Salt and the Economy

Most established governments have taxes placed on many products. Societies centuries ago differed in their respective areas but still placed a tax on salt. Placing a tax on salt was a brilliant idea by the government, since salt was required by all people regardless of diet, gender, or social class everyone would pay the tax. If they did not purchase salt directly, the foods that they purchased at markets were heavily salted or they would rot. In some cases the government controlled the sale of salt, in others giant salt monopolies controlled salt, either way salt stimulated the economy.
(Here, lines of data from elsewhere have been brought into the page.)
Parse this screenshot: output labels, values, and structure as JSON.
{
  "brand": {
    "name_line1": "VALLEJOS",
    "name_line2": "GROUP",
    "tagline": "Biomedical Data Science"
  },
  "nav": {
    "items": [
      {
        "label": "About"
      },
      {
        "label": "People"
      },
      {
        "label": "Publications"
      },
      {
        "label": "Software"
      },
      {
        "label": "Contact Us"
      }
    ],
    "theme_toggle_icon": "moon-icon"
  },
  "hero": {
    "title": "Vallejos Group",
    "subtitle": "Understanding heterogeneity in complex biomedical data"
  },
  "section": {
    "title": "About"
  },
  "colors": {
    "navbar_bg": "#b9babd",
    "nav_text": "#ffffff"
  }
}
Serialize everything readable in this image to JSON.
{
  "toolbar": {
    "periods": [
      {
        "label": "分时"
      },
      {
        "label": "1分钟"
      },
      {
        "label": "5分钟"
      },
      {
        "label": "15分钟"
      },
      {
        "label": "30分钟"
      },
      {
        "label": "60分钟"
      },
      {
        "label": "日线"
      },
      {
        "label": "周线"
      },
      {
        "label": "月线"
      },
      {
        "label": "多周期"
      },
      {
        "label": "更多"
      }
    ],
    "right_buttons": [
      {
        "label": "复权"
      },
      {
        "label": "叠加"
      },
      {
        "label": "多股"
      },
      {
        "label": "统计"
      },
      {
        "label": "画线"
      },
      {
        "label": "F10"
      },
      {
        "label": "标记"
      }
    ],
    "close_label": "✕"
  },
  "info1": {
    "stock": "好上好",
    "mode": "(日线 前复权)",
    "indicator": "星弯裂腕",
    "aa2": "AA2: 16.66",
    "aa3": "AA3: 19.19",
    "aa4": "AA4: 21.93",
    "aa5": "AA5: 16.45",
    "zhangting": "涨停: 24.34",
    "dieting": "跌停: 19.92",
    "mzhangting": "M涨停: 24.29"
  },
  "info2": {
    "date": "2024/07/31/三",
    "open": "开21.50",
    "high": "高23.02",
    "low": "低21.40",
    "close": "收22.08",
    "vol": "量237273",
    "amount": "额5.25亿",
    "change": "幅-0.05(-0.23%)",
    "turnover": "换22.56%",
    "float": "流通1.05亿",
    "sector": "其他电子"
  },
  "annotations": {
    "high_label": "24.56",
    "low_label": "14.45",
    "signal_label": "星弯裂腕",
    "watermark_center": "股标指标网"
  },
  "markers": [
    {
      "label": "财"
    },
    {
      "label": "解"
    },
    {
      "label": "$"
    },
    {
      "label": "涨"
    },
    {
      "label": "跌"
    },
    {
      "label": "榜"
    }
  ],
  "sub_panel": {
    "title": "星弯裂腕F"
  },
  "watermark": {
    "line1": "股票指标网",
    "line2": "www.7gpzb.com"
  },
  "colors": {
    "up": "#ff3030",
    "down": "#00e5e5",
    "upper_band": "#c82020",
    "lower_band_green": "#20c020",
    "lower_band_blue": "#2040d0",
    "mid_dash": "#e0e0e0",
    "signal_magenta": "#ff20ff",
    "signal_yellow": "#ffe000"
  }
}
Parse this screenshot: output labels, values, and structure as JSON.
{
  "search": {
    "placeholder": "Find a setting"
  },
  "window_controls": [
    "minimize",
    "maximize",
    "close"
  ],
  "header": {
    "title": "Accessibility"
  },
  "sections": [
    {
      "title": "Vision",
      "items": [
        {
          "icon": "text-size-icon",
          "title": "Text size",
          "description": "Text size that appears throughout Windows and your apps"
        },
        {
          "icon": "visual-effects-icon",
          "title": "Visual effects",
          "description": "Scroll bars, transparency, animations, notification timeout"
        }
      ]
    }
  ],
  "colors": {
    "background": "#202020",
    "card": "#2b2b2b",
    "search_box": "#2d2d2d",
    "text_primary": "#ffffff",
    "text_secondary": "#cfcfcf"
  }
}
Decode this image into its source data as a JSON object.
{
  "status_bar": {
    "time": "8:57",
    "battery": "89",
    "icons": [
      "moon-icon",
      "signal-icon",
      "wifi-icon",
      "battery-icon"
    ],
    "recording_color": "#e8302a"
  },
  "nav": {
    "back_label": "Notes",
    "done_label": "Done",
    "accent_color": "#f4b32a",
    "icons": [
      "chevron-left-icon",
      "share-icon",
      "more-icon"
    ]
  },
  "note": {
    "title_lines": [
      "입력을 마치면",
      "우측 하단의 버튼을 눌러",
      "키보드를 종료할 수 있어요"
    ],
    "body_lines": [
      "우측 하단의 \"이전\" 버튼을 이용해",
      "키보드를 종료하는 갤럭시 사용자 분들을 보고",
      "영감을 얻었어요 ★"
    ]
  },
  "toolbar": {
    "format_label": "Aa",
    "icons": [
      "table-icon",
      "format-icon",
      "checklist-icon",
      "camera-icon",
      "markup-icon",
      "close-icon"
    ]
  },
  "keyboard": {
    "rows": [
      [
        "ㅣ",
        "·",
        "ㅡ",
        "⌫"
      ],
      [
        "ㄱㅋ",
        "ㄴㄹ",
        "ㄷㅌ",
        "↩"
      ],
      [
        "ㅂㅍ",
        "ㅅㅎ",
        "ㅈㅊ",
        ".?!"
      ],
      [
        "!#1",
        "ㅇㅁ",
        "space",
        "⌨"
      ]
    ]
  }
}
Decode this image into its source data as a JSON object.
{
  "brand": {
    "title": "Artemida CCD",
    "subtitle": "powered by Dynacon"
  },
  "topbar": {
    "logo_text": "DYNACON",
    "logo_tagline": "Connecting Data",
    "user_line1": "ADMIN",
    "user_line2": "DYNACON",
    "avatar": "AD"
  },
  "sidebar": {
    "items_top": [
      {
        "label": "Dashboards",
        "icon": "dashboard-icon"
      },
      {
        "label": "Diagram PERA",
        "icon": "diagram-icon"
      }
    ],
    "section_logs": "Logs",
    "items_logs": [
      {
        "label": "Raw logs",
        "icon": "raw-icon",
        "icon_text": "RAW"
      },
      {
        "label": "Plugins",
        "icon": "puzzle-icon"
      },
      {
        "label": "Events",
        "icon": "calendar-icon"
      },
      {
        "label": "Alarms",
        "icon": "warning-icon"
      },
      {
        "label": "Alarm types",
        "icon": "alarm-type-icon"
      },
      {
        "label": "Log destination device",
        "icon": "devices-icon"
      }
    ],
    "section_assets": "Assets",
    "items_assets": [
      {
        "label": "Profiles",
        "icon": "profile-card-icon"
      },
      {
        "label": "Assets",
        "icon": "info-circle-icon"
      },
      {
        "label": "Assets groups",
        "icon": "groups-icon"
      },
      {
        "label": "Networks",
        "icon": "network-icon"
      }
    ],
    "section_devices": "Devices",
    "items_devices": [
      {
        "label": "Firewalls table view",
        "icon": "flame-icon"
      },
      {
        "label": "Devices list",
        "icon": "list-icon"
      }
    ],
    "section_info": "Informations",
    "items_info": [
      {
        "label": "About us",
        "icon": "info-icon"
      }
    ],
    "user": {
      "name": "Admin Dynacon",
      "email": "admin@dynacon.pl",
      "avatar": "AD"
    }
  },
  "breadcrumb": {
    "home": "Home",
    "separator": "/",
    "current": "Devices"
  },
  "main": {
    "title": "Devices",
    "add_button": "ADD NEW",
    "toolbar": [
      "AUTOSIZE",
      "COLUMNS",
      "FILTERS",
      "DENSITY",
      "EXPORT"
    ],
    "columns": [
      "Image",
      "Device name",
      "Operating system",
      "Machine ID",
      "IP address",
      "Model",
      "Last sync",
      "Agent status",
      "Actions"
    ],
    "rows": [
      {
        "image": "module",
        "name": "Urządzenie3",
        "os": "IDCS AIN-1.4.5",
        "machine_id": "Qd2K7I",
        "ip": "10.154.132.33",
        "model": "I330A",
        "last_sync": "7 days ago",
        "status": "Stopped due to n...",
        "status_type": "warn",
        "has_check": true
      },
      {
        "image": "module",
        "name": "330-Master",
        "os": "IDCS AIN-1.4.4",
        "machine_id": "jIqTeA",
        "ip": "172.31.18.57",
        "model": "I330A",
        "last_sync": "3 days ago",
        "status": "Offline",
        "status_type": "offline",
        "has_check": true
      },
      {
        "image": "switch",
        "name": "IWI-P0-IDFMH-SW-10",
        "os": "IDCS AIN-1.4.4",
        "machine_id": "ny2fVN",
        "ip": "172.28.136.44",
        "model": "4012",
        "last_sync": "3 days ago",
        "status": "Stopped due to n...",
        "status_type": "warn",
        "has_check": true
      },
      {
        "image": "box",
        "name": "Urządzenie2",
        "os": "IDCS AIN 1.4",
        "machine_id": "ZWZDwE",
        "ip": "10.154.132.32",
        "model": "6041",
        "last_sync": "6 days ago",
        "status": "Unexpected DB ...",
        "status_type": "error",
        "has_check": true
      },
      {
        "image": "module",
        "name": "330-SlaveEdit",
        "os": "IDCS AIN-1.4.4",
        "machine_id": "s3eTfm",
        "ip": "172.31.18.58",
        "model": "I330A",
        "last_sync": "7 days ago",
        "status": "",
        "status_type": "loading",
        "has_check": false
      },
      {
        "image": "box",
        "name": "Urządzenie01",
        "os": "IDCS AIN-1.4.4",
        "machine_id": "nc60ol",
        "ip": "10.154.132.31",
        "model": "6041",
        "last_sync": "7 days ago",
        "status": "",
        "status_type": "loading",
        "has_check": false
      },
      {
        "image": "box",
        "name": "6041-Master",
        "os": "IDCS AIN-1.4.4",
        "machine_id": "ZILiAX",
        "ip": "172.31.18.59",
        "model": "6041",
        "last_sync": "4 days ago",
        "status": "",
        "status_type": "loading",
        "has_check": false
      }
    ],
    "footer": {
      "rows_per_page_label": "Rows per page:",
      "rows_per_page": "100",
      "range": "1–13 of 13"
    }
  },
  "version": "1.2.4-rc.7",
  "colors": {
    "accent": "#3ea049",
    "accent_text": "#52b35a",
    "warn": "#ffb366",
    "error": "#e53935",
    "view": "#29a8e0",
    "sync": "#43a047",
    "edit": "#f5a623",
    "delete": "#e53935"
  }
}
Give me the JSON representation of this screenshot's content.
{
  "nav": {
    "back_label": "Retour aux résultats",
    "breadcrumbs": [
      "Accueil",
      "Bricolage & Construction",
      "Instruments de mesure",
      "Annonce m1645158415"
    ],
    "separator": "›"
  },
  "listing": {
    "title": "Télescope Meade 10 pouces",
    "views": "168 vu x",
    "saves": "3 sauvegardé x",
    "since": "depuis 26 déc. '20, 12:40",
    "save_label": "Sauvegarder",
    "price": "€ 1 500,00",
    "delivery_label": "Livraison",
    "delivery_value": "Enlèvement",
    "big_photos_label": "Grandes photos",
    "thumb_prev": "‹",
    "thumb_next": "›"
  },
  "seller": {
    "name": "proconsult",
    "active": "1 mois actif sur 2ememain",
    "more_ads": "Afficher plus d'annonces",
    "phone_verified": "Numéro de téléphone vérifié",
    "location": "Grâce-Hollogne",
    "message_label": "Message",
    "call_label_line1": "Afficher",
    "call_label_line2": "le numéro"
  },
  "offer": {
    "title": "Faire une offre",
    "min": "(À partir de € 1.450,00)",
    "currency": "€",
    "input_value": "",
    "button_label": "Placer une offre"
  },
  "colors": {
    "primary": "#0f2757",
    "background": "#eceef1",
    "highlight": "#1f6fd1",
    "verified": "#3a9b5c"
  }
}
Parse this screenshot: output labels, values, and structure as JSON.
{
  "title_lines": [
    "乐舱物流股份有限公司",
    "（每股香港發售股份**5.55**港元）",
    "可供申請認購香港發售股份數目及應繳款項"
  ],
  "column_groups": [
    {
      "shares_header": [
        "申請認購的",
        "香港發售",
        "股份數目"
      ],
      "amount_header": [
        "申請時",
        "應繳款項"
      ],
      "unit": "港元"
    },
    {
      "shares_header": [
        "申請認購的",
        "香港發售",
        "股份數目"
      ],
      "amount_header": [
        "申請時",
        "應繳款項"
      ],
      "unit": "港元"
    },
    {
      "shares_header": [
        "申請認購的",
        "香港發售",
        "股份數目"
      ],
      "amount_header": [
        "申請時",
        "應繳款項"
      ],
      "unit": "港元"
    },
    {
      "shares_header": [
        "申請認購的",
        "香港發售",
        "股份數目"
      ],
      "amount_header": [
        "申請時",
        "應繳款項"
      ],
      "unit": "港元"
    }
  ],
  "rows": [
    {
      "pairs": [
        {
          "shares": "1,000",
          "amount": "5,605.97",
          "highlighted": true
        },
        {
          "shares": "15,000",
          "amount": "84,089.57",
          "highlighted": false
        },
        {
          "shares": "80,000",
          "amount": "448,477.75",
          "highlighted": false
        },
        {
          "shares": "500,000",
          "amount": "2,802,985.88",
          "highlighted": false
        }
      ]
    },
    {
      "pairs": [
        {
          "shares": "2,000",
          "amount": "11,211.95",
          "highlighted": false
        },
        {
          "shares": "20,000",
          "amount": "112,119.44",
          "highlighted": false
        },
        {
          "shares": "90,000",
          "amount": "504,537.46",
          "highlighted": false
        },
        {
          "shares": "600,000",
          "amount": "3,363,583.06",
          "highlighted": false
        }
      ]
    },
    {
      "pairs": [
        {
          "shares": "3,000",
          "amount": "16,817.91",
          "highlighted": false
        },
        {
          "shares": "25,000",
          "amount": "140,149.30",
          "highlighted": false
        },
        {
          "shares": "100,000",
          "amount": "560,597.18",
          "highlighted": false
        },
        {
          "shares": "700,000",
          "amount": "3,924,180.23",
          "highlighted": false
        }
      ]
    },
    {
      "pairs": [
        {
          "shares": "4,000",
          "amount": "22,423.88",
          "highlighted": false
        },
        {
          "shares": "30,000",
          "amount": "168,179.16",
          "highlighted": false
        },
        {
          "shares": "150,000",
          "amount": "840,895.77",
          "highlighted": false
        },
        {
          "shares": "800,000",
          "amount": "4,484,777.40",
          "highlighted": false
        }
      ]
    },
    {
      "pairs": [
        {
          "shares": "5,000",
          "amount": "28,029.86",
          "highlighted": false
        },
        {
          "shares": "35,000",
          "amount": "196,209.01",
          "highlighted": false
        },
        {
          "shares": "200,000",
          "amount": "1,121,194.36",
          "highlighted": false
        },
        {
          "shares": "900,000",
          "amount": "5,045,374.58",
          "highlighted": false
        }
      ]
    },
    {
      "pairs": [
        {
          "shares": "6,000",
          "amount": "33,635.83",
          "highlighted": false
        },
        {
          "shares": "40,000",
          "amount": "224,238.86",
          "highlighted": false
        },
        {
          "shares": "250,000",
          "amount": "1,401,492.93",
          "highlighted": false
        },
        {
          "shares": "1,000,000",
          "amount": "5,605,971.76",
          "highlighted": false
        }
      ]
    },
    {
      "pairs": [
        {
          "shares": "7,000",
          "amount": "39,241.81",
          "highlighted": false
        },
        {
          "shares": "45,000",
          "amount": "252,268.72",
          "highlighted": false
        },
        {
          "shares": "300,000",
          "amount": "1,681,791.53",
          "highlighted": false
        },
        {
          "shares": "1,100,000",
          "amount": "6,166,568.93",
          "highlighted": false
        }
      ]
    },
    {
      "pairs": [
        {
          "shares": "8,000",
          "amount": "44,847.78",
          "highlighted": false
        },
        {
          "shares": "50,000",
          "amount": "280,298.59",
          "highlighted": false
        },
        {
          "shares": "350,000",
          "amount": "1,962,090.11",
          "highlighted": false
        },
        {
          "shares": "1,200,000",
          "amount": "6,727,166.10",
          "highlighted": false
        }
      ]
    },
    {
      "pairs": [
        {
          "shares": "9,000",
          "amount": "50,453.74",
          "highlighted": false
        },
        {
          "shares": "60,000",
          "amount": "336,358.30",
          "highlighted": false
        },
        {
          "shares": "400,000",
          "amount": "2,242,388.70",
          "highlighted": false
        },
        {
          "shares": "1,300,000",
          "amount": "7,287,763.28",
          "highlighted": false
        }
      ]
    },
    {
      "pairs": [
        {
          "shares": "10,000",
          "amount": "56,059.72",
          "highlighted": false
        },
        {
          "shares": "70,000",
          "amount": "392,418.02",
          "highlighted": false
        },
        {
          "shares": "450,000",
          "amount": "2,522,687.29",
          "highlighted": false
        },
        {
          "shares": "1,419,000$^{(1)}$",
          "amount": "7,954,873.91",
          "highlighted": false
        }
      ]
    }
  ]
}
The retrieval of salt also provided jobs for workers, most of the work would be considered slave labor.

Salt and the Environment

Salt is a naturally occurring compound that can be found almost everywhere on the planet. The retrieval of salt could sometimes destroy towns or villages and ruin the environment. Miners would dig into mountain sides occasionally causing collapses of the mining shaft and possibly the mountain side, crushing whatever was below it. Also in order to transport salt ports and trading posts had to be created destroying coastlines. In other cases canals such as the Erie Canal were created to make transportation of products such as salt easier. In Cheshire England the pumping of brine out of the earth and its replacement with freshwater which eventually became brine eroded salt deposits causing massive sink mole which destroyed houses and massive holes formed in the landscape.

Salt Today

Today salt is still vital to beings around the globe. The United States is largest producer and consumer of salt, though most of the salt is used more deicing roads. Though the use of salt is in decline in most parts of the world, mainly that salting food is no longer the only way to preserve food; it is still a popular condiment on tables everywhere. Unlike it was centuries ago most salts have the same size, and today some salts have iodine in them which combats thyroid enlargement and other problems caused by iodine deficiency. Also salt is much cheaper today than it ever was, and remains abundant throughout the world. Salt is a vital nutrient to the body but needs to became in moderation, to much salt can result in medical problems such as high blood pressure.